04 October 2016

Grace Period: 1998-2007

This article first appeared as a post titled "Best Thing I’ve Read This Week: Grace Period" at Vouched Books on 08 July 2013.
Grace

The title of Aaron Kunin’s Grace Period: Notebooks, 1998-2007 (Letter Machine Editions, 2013) provides a more or less straightforward explanation of what readers will encounter between the covers of this book: the contents of a writer’s notebooks over the course of a decade.

Early in the collection, in what can be read as a meta-critical observation of his work, Kunin writes:
My teachers were indulgent of the chaos of my thoughts. (Luckily?) Would it have been better if they had held me to a standard that I could not recognize (or value)? —Better to preserve your thoughts in their original chaos. (49)
And it would appear that Grace Period does just that: it preserves the “original chaos” of the author’s thoughts as they move from one fragment to the next, documenting the patterns of a mind at work.

Stated differently, the form of Kunin’s notebooks, and thus his mind, are “bits and pieces of useless information” which he collects: “touches of knowledge” that he isolates “from the impurities” of the “environment” surrounding them (79).

Of course the “uselessness” of these touches of knowledge that Kunin collects is relative. On the one hand, they are “Ancient emotional material for [his] poems” (260) and, therefore, quite useful; on the other hand, while “His method makes it easy to collect material for poems,” it does not make it any easier “to assemble them” (274), calling into question their efficacy.

Kunin’s meditations, though, are more than meta-critical observations. He attends to subject matter as diverse as awkwardness, food, conversation, dreams, love, community, and poetry. Yet one of the more fascinating objects of contemplation is the author’s handwriting. Throughout the book, he creates “graphological portraits” that focus on the nature of his penmanship. For instance:
He often went over letters to add feature that hadn’t come out clearly on the first pass. This tended to give the letters a worried aspect; there were lines all around them, pouring out of them, and deep creases in the places where the lines joined, as though they had been losing sleep. The halo of uncertainty around each of your letters. The mantle of shyness that your writing wears. (8)
While this portrait offers a psychological self-analysis of and via his handwriting, it also emphasizes the materiality of Grace Period and the absence of the original artifacts. Which begs the question: how do the material circumstances of one’s composition dictate what one composes? And, what do we gain and what do we lose from a printed version of his notebooks? Later, Kunin emphasizes this point when he writes:
Try to look like you’re working. Seated in odd positions, or standing and pacing. Ah, he’s writing; this looks like work. If only the notebook were in larger format. What can he be working on. Such tiny pages, etc.

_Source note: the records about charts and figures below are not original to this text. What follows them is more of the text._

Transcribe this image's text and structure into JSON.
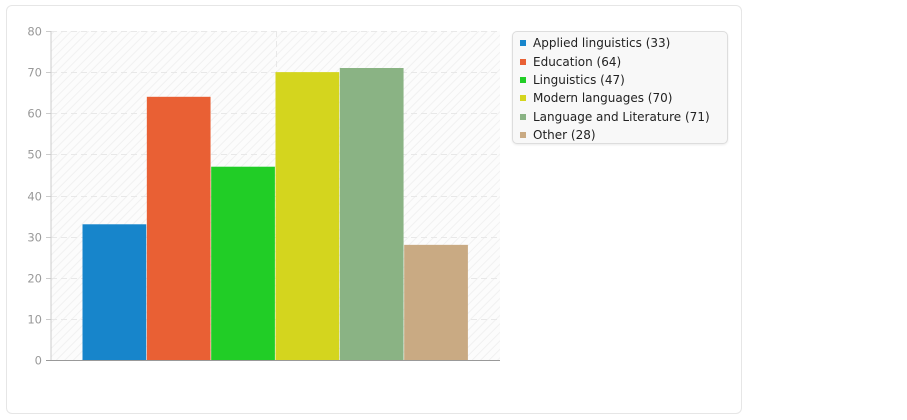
{
  "chart_data": {
    "type": "bar",
    "categories": [
      "Applied linguistics",
      "Education",
      "Linguistics",
      "Modern languages",
      "Language and Literature",
      "Other"
    ],
    "values": [
      33,
      64,
      47,
      70,
      71,
      28
    ],
    "colors": [
      "#1785cb",
      "#e96034",
      "#21cd26",
      "#d4d51e",
      "#8ab384",
      "#c9aa83"
    ],
    "legend_labels": [
      "Applied linguistics (33)",
      "Education (64)",
      "Linguistics (47)",
      "Modern languages (70)",
      "Language and Literature (71)",
      "Other (28)"
    ],
    "ylim": [
      0,
      80
    ],
    "yticks": [
      "0",
      "10",
      "20",
      "30",
      "40",
      "50",
      "60",
      "70",
      "80"
    ],
    "grid": true,
    "legend_position": "right"
  }
}
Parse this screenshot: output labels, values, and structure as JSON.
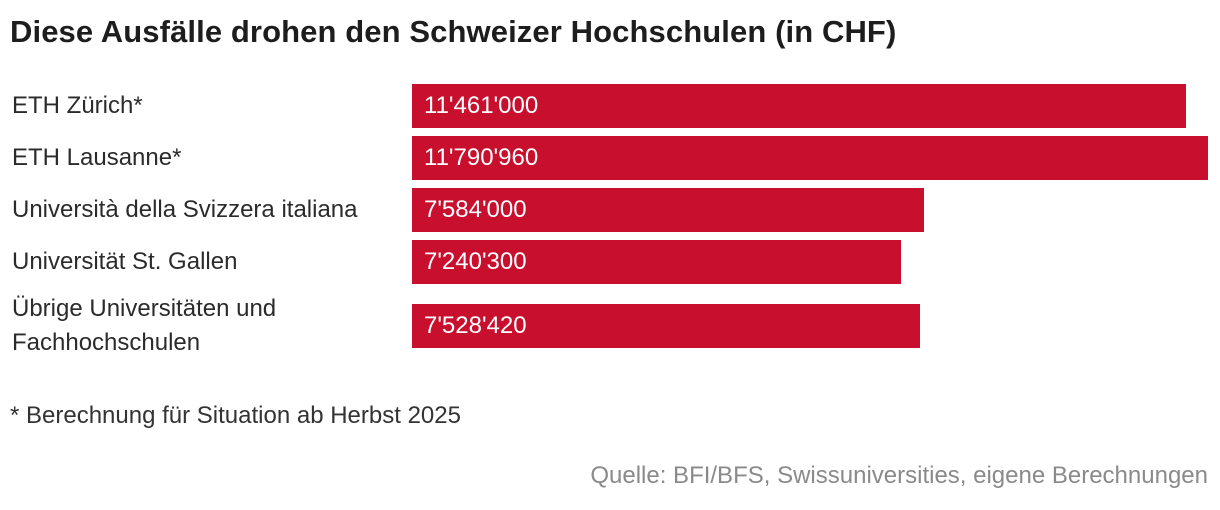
{
  "chart_data": {
    "type": "bar",
    "orientation": "horizontal",
    "title": "Diese Ausfälle drohen den Schweizer Hochschulen (in CHF)",
    "categories": [
      "ETH Zürich*",
      "ETH Lausanne*",
      "Università della Svizzera italiana",
      "Universität St. Gallen",
      "Übrige Universitäten und Fachhochschulen"
    ],
    "values": [
      11461000,
      11790960,
      7584000,
      7240300,
      7528420
    ],
    "value_labels": [
      "11'461'000",
      "11'790'960",
      "7'584'000",
      "7'240'300",
      "7'528'420"
    ],
    "bar_color": "#c8102e",
    "xlim": [
      0,
      11790960
    ],
    "grid": false,
    "legend": "none"
  },
  "footnote": "* Berechnung für Situation ab Herbst 2025",
  "source": "Quelle: BFI/BFS, Swissuniversities, eigene Berechnungen"
}
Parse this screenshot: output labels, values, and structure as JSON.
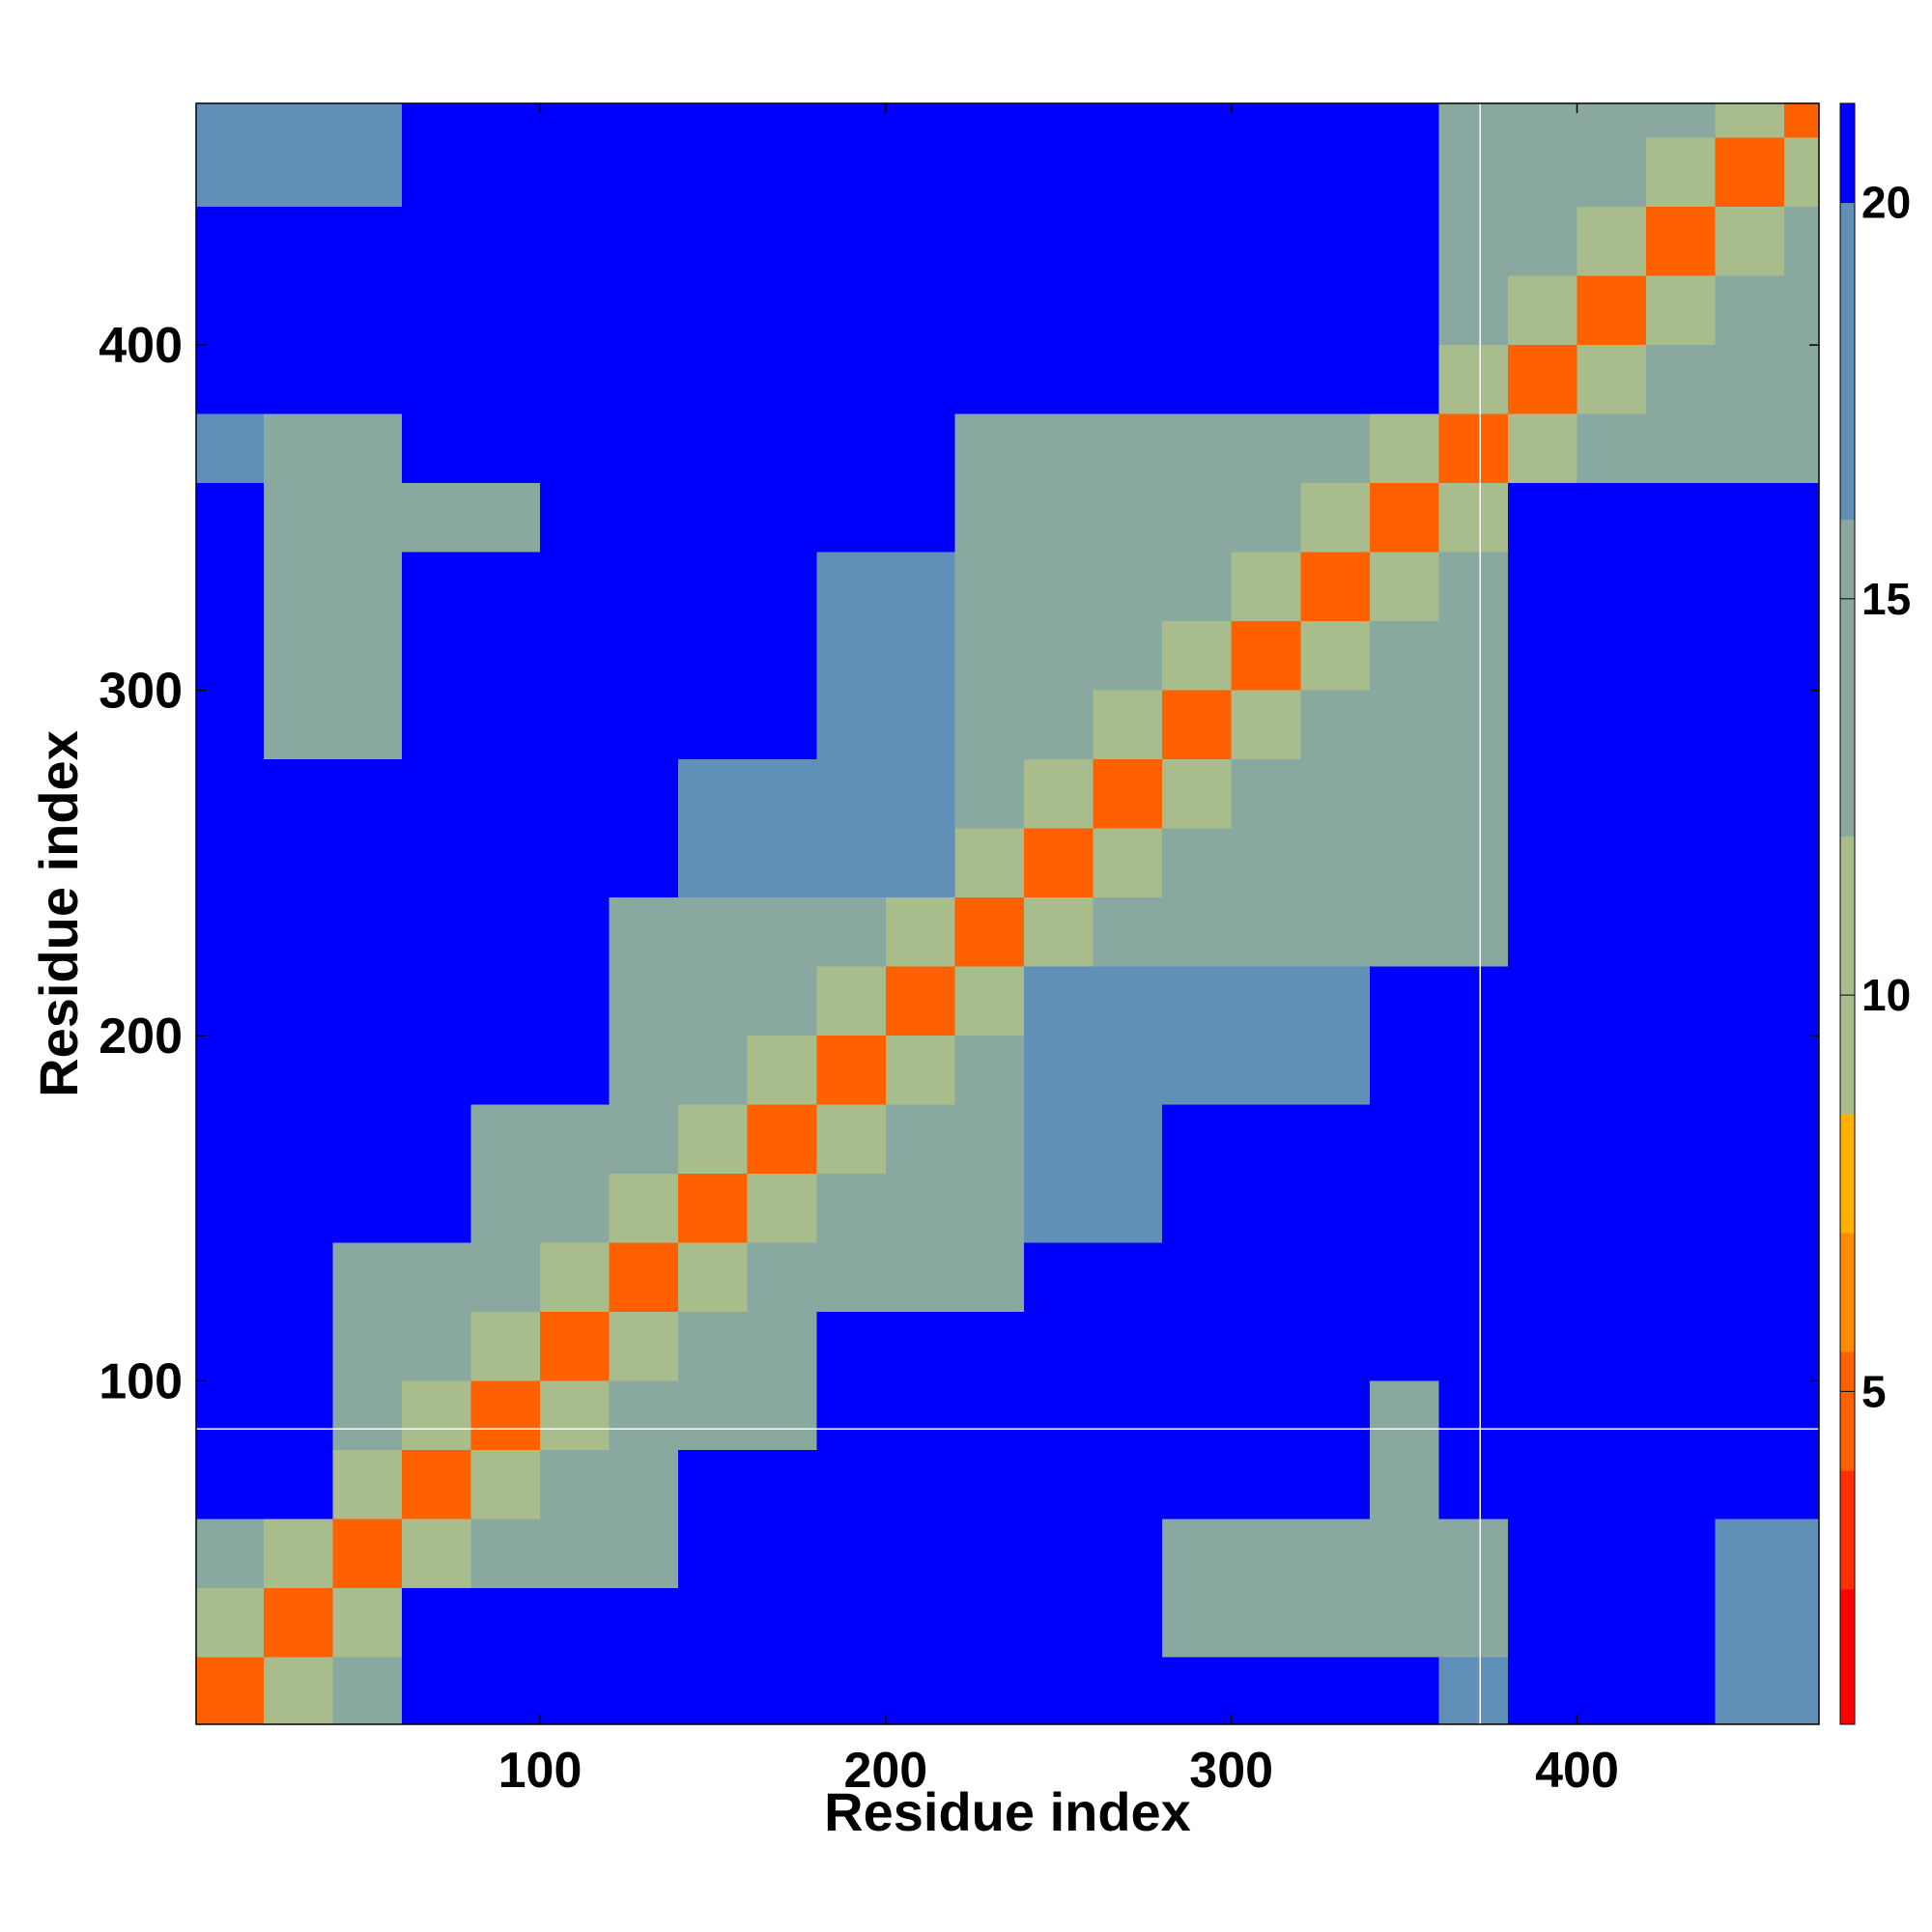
{
  "chart_data": {
    "type": "heatmap",
    "xlabel": "Residue index",
    "ylabel": "Residue index",
    "xlim": [
      0.5,
      470
    ],
    "ylim": [
      0.5,
      470
    ],
    "xticks": [
      100,
      200,
      300,
      400
    ],
    "yticks": [
      100,
      200,
      300,
      400
    ],
    "bins": [
      0.5,
      20,
      40,
      60,
      80,
      100,
      120,
      140,
      160,
      180,
      200,
      220,
      240,
      260,
      280,
      300,
      320,
      340,
      360,
      380,
      400,
      420,
      440,
      460,
      470
    ],
    "z": [
      [
        5,
        10,
        12,
        21,
        21,
        21,
        21,
        21,
        21,
        21,
        21,
        21,
        21,
        21,
        21,
        21,
        21,
        21,
        16,
        21,
        21,
        21,
        16,
        16
      ],
      [
        10,
        5,
        10,
        21,
        21,
        21,
        21,
        21,
        21,
        21,
        21,
        21,
        21,
        21,
        14,
        14,
        14,
        14,
        14,
        21,
        21,
        21,
        16,
        16
      ],
      [
        12,
        10,
        5,
        10,
        12,
        12,
        12,
        21,
        21,
        21,
        21,
        21,
        21,
        21,
        14,
        14,
        14,
        14,
        14,
        21,
        21,
        21,
        16,
        16
      ],
      [
        21,
        21,
        10,
        5,
        10,
        12,
        12,
        21,
        21,
        21,
        21,
        21,
        21,
        21,
        21,
        21,
        21,
        15,
        21,
        21,
        21,
        21,
        21,
        21
      ],
      [
        21,
        21,
        12,
        10,
        5,
        10,
        12,
        15,
        15,
        21,
        21,
        21,
        21,
        21,
        21,
        21,
        21,
        15,
        21,
        21,
        21,
        21,
        21,
        21
      ],
      [
        21,
        21,
        12,
        12,
        10,
        5,
        10,
        15,
        15,
        21,
        21,
        21,
        21,
        21,
        21,
        21,
        21,
        21,
        21,
        21,
        21,
        21,
        21,
        21
      ],
      [
        21,
        21,
        12,
        12,
        12,
        10,
        5,
        10,
        12,
        12,
        12,
        12,
        21,
        21,
        21,
        21,
        21,
        21,
        21,
        21,
        21,
        21,
        21,
        21
      ],
      [
        21,
        21,
        21,
        21,
        15,
        15,
        10,
        5,
        10,
        12,
        12,
        12,
        17,
        17,
        21,
        21,
        21,
        21,
        21,
        21,
        21,
        21,
        21,
        21
      ],
      [
        21,
        21,
        21,
        21,
        15,
        15,
        12,
        10,
        5,
        10,
        12,
        12,
        17,
        17,
        21,
        21,
        21,
        21,
        21,
        21,
        21,
        21,
        21,
        21
      ],
      [
        21,
        21,
        21,
        21,
        21,
        21,
        12,
        12,
        10,
        5,
        10,
        12,
        16,
        16,
        16,
        16,
        16,
        21,
        21,
        21,
        21,
        21,
        21,
        21
      ],
      [
        21,
        21,
        21,
        21,
        21,
        21,
        12,
        12,
        12,
        10,
        5,
        10,
        16,
        16,
        16,
        16,
        16,
        21,
        21,
        21,
        21,
        21,
        21,
        21
      ],
      [
        21,
        21,
        21,
        21,
        21,
        21,
        12,
        12,
        12,
        12,
        10,
        5,
        10,
        12,
        12,
        12,
        12,
        12,
        12,
        21,
        21,
        21,
        21,
        21
      ],
      [
        21,
        21,
        21,
        21,
        21,
        21,
        21,
        17,
        17,
        16,
        16,
        10,
        5,
        10,
        12,
        12,
        12,
        12,
        12,
        21,
        21,
        21,
        21,
        21
      ],
      [
        21,
        21,
        21,
        21,
        21,
        21,
        21,
        17,
        17,
        16,
        16,
        12,
        10,
        5,
        10,
        12,
        12,
        12,
        12,
        21,
        21,
        21,
        21,
        21
      ],
      [
        21,
        14,
        14,
        21,
        21,
        21,
        21,
        21,
        21,
        16,
        16,
        12,
        12,
        10,
        5,
        10,
        12,
        12,
        12,
        21,
        21,
        21,
        21,
        21
      ],
      [
        21,
        14,
        14,
        21,
        21,
        21,
        21,
        21,
        21,
        16,
        16,
        12,
        12,
        12,
        10,
        5,
        10,
        12,
        12,
        21,
        21,
        21,
        21,
        21
      ],
      [
        21,
        14,
        14,
        21,
        21,
        21,
        21,
        21,
        21,
        16,
        16,
        12,
        12,
        12,
        12,
        10,
        5,
        10,
        12,
        21,
        21,
        21,
        21,
        21
      ],
      [
        21,
        14,
        14,
        15,
        15,
        21,
        21,
        21,
        21,
        21,
        21,
        12,
        12,
        12,
        12,
        12,
        10,
        5,
        10,
        21,
        21,
        21,
        21,
        21
      ],
      [
        16,
        14,
        14,
        21,
        21,
        21,
        21,
        21,
        21,
        21,
        21,
        12,
        12,
        12,
        12,
        12,
        12,
        10,
        5,
        10,
        12,
        12,
        12,
        12
      ],
      [
        21,
        21,
        21,
        21,
        21,
        21,
        21,
        21,
        21,
        21,
        21,
        21,
        21,
        21,
        21,
        21,
        21,
        21,
        10,
        5,
        10,
        12,
        12,
        12
      ],
      [
        21,
        21,
        21,
        21,
        21,
        21,
        21,
        21,
        21,
        21,
        21,
        21,
        21,
        21,
        21,
        21,
        21,
        21,
        12,
        10,
        5,
        10,
        12,
        12
      ],
      [
        21,
        21,
        21,
        21,
        21,
        21,
        21,
        21,
        21,
        21,
        21,
        21,
        21,
        21,
        21,
        21,
        21,
        21,
        12,
        12,
        10,
        5,
        10,
        12
      ],
      [
        16,
        16,
        16,
        21,
        21,
        21,
        21,
        21,
        21,
        21,
        21,
        21,
        21,
        21,
        21,
        21,
        21,
        21,
        12,
        12,
        12,
        10,
        5,
        10
      ],
      [
        16,
        16,
        16,
        21,
        21,
        21,
        21,
        21,
        21,
        21,
        21,
        21,
        21,
        21,
        21,
        21,
        21,
        21,
        12,
        12,
        12,
        12,
        10,
        5
      ]
    ],
    "clim": [
      0.8,
      21.25
    ],
    "cticks": [
      5,
      10,
      15,
      20
    ],
    "levels": [
      0.8,
      2.5,
      4,
      5.5,
      7,
      8.5,
      12,
      16,
      20,
      21.25
    ],
    "colors": [
      "#ff0000",
      "#ff3000",
      "#ff6000",
      "#ff8c00",
      "#ffb000",
      "#a8bc8c",
      "#88a8a0",
      "#6090b8",
      "#0000ff"
    ],
    "vline": 372,
    "hline": 86
  }
}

Nothing that could be shown easily since no one could read his little writing. (218)
Focusing on his material conditions yet again, Kunin laments the fact that the notebooks are not of a “larger format.” This constraint forces him to write in a “little” hand, which, no doubt, contributes to the fact that he composes primarily in the aforementioned “bits and pieces.”

But just as compelling as the material considerations, Kunin wants to “look like [he’s] working,” which highlights the performative nature of his writing. To this extent, Grace Period is a public display of the writer's private thoughts for the sake of intellectual and creative showmanship, wherein materiality becomes performance, and composition (or form) an actor.